The emptiness of mechanical words is one of the main concerns in part three. Being exposed to language completely detached from human beings (like books, radio, television) humans lose the word's content - the meaning. Parallel to the words becoming mechanical, humans personalize machines and lose their ability to listen (and reflect). This is - according to the author - indicated by browsing usenet news articles in a very superficious way, filtering electronic mail messages with logic-based tools, answering electronic messages immediately instead of reflecting them. The communication has become important, it's not the content any more (chap. 19).

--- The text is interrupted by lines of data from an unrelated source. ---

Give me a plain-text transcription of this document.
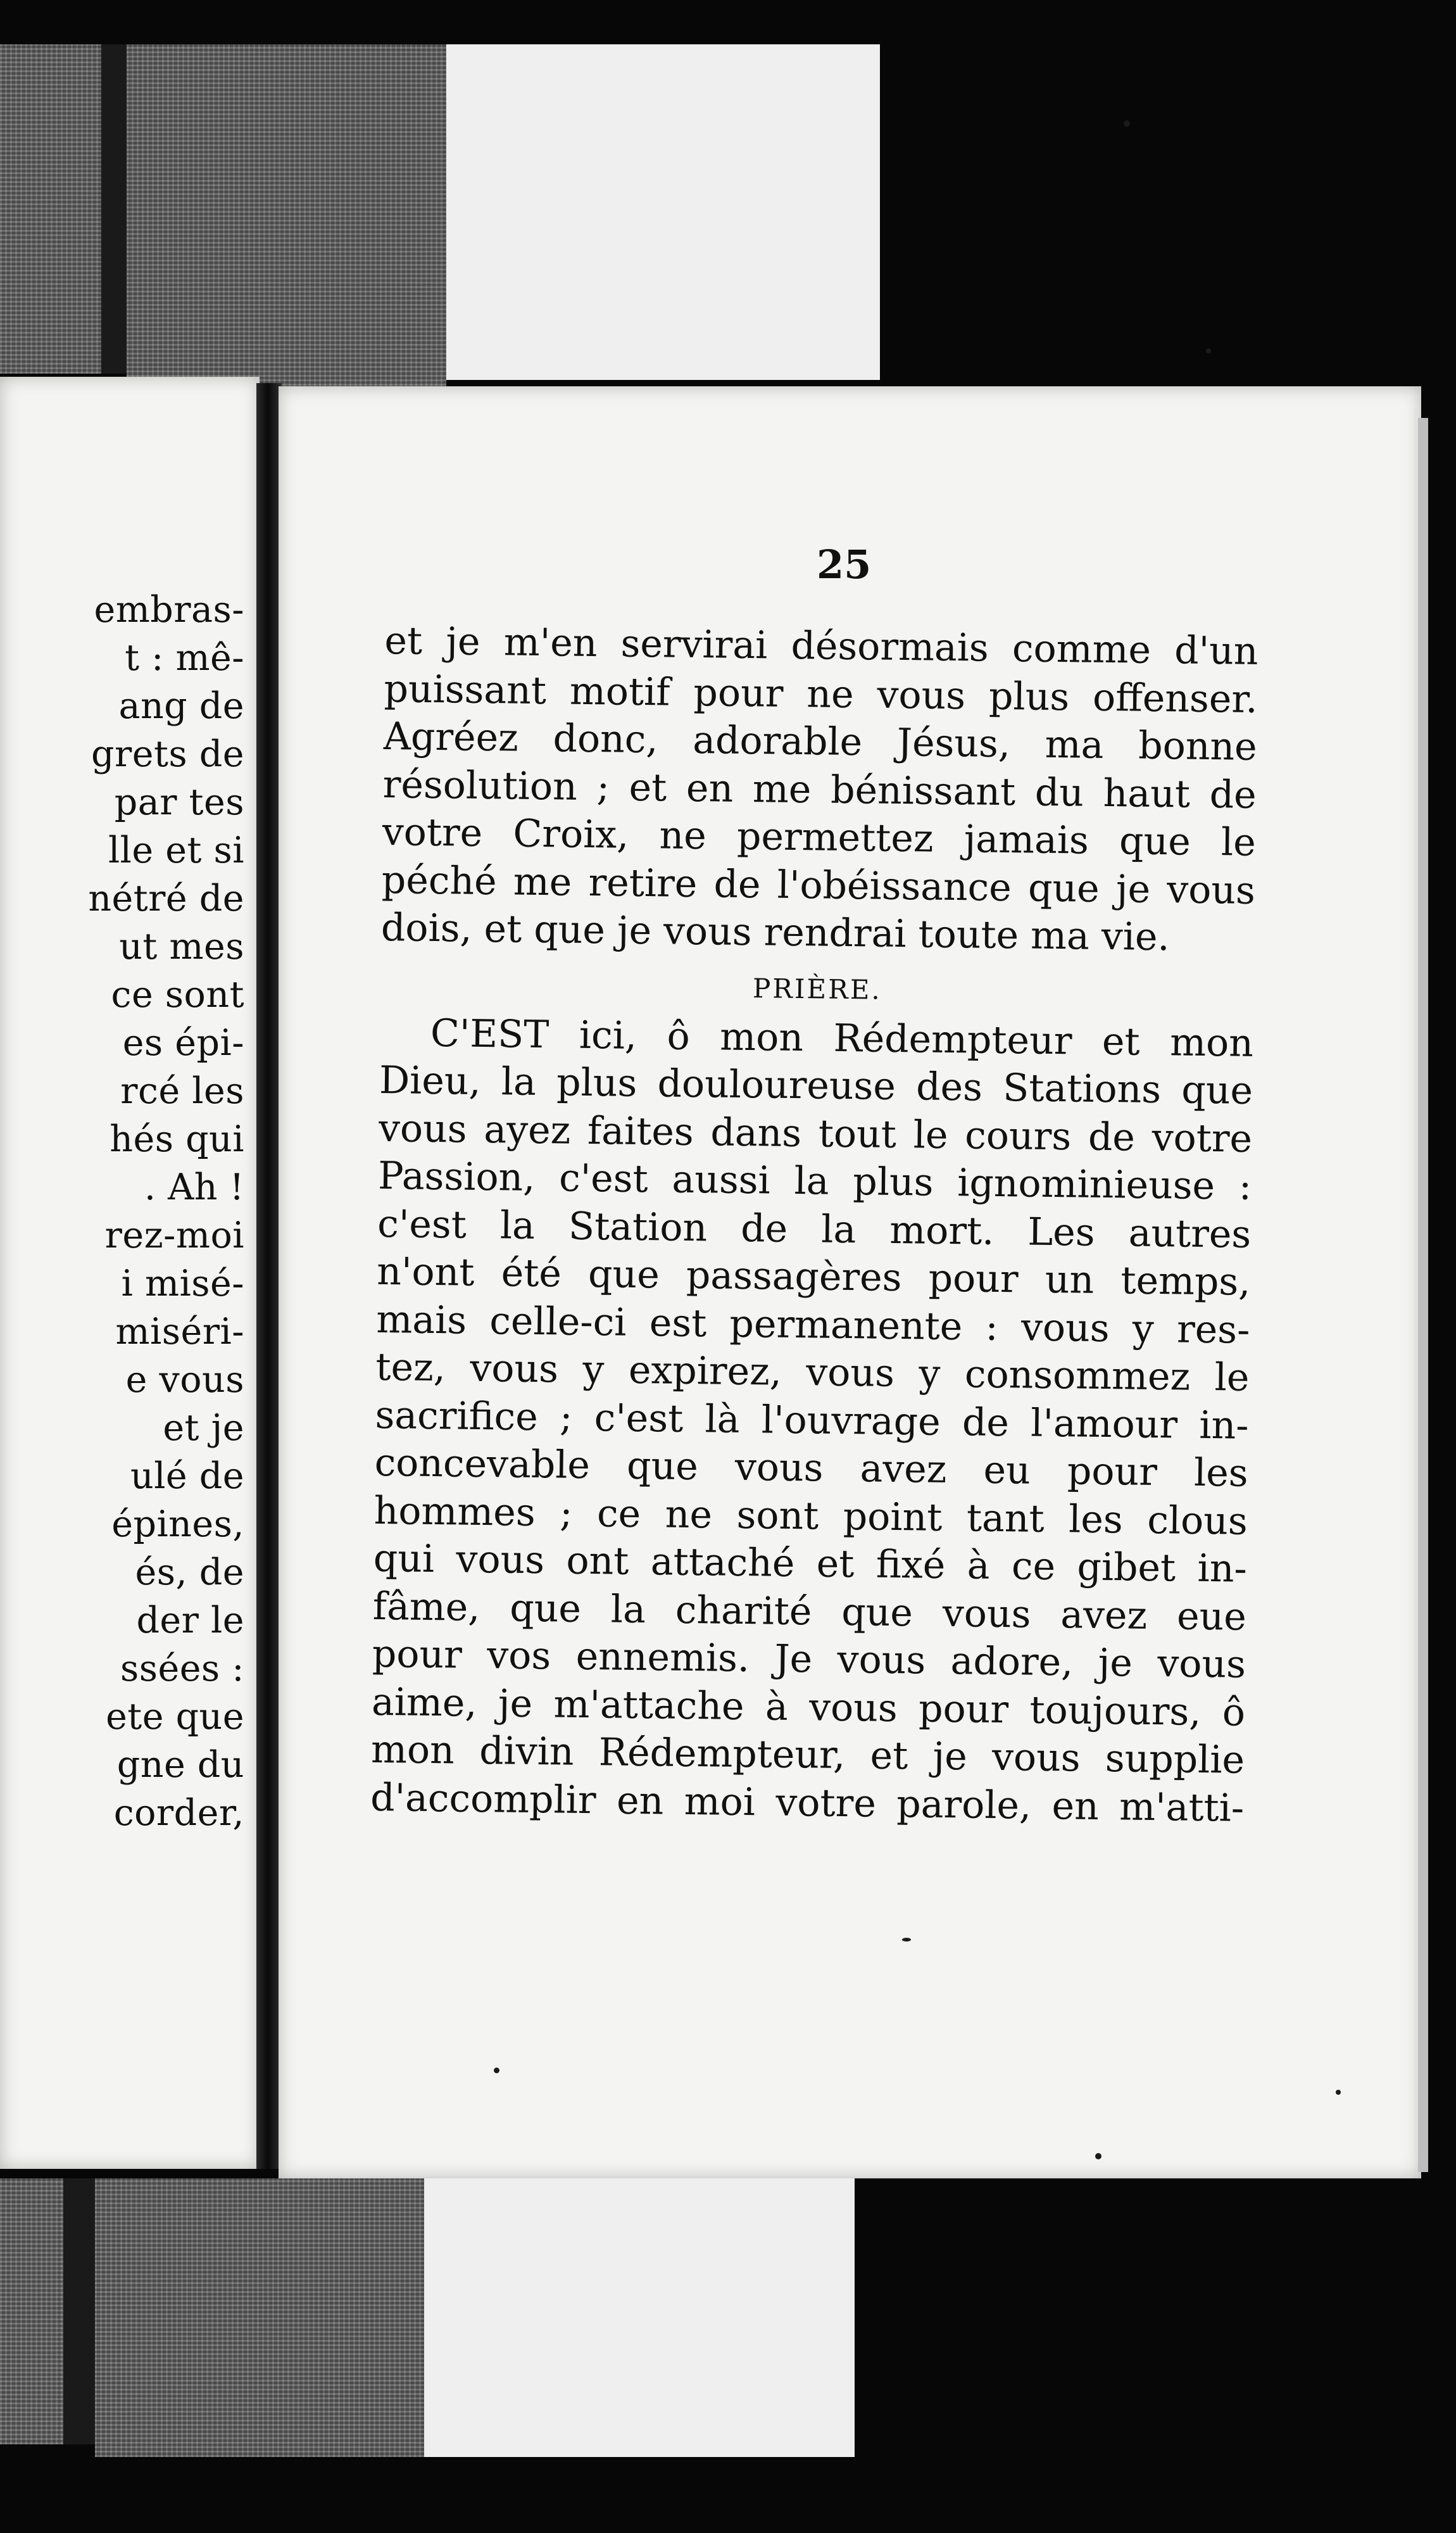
embras-
t : mê-
ang de
grets de
par tes
lle et si
nétré de
ut mes
ce sont
es épi-
rcé les
hés qui
. Ah !
rez-moi
i misé-
miséri-
e vous
et je
ulé de
épines,
és, de
der le
ssées :
ete que
gne du
corder,
25
et je m'en servirai désormais comme d'un
puissant motif pour ne vous plus offenser.
Agréez donc, adorable Jésus, ma bonne
résolution ; et en me bénissant du haut de
votre Croix, ne permettez jamais que le
péché me retire de l'obéissance que je vous
dois, et que je vous rendrai toute ma vie.
PRIÈRE.
C'EST ici, ô mon Rédempteur et mon
Dieu, la plus douloureuse des Stations que
vous ayez faites dans tout le cours de votre
Passion, c'est aussi la plus ignominieuse :
c'est la Station de la mort. Les autres
n'ont été que passagères pour un temps,
mais celle-ci est permanente : vous y res-
tez, vous y expirez, vous y consommez le
sacrifice ; c'est là l'ouvrage de l'amour in-
concevable que vous avez eu pour les
hommes ; ce ne sont point tant les clous
qui vous ont attaché et fixé à ce gibet in-
fâme, que la charité que vous avez eue
pour vos ennemis. Je vous adore, je vous
aime, je m'attache à vous pour toujours, ô
mon divin Rédempteur, et je vous supplie
d'accomplir en moi votre parole, en m'atti-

Part 4: Owen Barfield, computers and the evolution of conciousness

This part - representing almost one third of the book - presents the thoughts of Owen Barfield regarding words, meanings, the shift of meanings, human conciousness and the mind. Sometimes hard to read and quickly changing subjects, Talbott quotes various pagagraphs from Barfield's work and draws the analogies to the computer related topics he covered in the former three parts.
The human's shift from seeing the world - from the view of being contained within the medieval world to 'seeing in perspective' (being an object in between other objects within a space of unrelated objects) illustrates the powerful influence of technology and science on the consciousness of humans. The danger of reducing human mind's skills to digital logic and the machine's skills are covered in a large section of part four. The various efforts in Artificial Intelligence are reviewed under the topic of mechanizing human behaviour as well as the question whether user interfaces improved during the last years or whether the users rather continued their descent to computer's level is analyzed.
Talbott points out the universal potential of the computer: to either improve human life or to make it worse. He manages to convince the reader that it lies in man's hands to make the desicion to use the technology in the right way and advocates there is still time to do the change from unconcious to concious computer use.
The final chapter - 'What was this book about?' summarizes Talbott's conclusion: to transcend computers, humans must ask questions, change themselves, transform their environment and fight the human urge to follow algorithmic patterns of thought and action instead of thinking new thoughts. Exploring new thoughts and suffering are necessary for human development while following algorithms prevents development, concludes the author.

Appendix

The three-part appendix offers further excerpts from Owen Barfield's work, some thoughts about virtual reality and the new views or conciousnesses it could introduce and finally a chapter about education without computers, introducing the author's favourite school system: the Waldorf school. It does not focus on computers, but offers some additional details to material that was presented in the former chapters.

Final Remarks

This book is a unique source of thoughts about the dangers of computerization. It shows how unnoticed and silent the unreflected use of computers reduces human skills to the machine's capacity. It covers an important area of computer application that was left blank in computer literature up to now - not even the famous media critics like Neil Postman or Noam Chomsky yet dedicated books to the computerized society. The huge bibliography invites further reading on this subject - which in the case of Owen Barfield's work is absoultely necessary because part four is too compact and rich in various of Barfield's subjects that it needs more reflection.
Talbott is absolutely right to question some of today's movements towards computers. Reading this book is a must for every person working in the field of computer education, new media or networking. It will change the reader's view of the subject from a only-positive to a more critical view. O'Reilly's displayed some of the human qualities Talbott advocates by publishing this book. And designing the book cover similar to the over-advertised Windows'95 operating system's sales box is for sure no coincidence.